Were he to fill out a survey on his influences, I assume Jesper Nørbæk would tick “all of the above.” Forever, his debut album as Hekt, is rich with all the nauseous excitement of a kid trying to square the sugar rush of a Big Gulp with the toothache that comes after. His embrace of the tacky, neon-hued squelch of the early 2010s suits an era marked by wild excess and extreme lack, but these bright, booming pop-techno tracks are far from shallow. Nørbæk seems to remember those songs for what they represented in the moment: freedom, movement, and gritted-teeth optimism. That Forever is being released on Numbers, an early home for artists like SOPHIE and Rustie, practically feels like a foregone conclusion.

On his best songs, Nørbæk hews to a typical EDM structure—verse/build/drop/repeat—but everything on Forever feels bespoke, from the vulcanized bounce of the bass on fizzy opener “Someday” to the thin, diffused kick on shuddering closer “Just Like You Said.” His pop melodies are uncommonly sturdy, and he lets them breathe. “Someday” centers its emphatic, sad-anthemic hook, cowritten by Fine Glindvand and sung by Valeria Litvakov, of the moody Berlin bedroom-pop duo Yorck Street, while “Without You,” with vocals by Nørbæk himself, perfectly captures the generalized melancholy of peak-era Calvin Harris tracks: “I’m feeling lonely without you/Baby, I can’t take it back,” he sings, perhaps with the understanding that these songs beg for big, anonymous feelings rather than writerly specificity.
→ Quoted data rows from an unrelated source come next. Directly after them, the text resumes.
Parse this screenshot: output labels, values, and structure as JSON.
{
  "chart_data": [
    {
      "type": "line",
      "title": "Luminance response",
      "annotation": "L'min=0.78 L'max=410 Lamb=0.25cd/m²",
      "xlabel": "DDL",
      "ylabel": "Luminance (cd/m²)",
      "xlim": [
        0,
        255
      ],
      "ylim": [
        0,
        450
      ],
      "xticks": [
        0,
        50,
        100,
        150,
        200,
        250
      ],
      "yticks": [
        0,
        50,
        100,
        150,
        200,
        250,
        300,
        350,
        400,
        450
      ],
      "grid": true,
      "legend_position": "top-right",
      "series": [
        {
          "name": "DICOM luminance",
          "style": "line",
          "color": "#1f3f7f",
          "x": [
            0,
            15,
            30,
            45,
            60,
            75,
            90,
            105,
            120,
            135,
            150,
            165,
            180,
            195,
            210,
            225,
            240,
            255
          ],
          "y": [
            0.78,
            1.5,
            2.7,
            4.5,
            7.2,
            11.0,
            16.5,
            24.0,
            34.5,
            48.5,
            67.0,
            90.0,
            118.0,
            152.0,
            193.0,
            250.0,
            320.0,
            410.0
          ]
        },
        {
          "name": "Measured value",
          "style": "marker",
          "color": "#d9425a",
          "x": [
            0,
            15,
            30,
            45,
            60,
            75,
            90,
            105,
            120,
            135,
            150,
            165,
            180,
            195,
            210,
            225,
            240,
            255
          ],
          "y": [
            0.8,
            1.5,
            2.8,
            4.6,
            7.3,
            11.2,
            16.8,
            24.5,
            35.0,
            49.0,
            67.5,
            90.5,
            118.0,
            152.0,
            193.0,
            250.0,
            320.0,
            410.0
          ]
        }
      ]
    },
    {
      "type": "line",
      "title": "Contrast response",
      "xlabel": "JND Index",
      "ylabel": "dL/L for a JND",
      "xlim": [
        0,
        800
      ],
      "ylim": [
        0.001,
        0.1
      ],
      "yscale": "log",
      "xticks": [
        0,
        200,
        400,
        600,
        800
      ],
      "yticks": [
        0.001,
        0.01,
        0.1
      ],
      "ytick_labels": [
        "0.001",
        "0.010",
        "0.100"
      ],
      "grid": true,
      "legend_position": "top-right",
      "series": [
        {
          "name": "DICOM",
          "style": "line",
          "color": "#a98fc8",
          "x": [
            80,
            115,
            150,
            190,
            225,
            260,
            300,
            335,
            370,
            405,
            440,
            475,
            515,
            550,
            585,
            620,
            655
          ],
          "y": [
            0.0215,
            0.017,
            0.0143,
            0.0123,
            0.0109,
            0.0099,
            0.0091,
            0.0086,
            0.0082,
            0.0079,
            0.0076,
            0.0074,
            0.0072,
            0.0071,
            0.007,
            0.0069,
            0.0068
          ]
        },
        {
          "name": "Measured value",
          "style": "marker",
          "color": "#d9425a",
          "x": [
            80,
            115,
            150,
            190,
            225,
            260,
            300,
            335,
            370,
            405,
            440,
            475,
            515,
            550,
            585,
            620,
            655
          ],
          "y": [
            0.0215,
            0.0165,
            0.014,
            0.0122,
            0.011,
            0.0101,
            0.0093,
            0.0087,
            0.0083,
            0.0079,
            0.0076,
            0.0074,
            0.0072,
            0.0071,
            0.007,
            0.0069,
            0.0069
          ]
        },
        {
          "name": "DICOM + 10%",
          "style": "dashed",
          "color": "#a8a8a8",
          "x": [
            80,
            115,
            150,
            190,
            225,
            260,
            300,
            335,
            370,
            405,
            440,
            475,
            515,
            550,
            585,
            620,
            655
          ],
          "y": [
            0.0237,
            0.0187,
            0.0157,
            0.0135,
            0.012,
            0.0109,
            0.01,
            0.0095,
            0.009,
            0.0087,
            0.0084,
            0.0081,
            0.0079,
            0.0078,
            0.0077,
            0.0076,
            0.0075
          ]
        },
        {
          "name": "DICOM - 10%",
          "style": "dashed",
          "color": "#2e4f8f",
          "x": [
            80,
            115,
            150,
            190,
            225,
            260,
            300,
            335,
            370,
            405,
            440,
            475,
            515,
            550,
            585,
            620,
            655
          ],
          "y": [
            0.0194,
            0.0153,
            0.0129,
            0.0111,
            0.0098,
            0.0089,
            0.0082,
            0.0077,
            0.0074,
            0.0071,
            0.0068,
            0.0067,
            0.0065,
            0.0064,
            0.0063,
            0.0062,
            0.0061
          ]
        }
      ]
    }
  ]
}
Pure nostalgia isn’t Nørbæk’s only goal, no matter how much the presence of “But I Can’t Really Show You,” a trance banger with a comically outré brostep drop, may suggest that it is. But he chooses to nod to the contemporary landscape in leftfield ways: “Promise,” an IDM tone poem, feels like an allusion to his peers in the Danish underground pop scene, with its chilly atmosphere and diffuse vocals. The hook of “Big Things”—a voice muttering “Big things coming up!” over and over—plays as brutally effective commentary on the fact that everyone is constantly teasing their Next Big Project on social media these days. These moments aren’t focal points of Forever, but they ground it in the present, adding texture to what could have exclusively been a joyride through Spring Breakers-era sounds.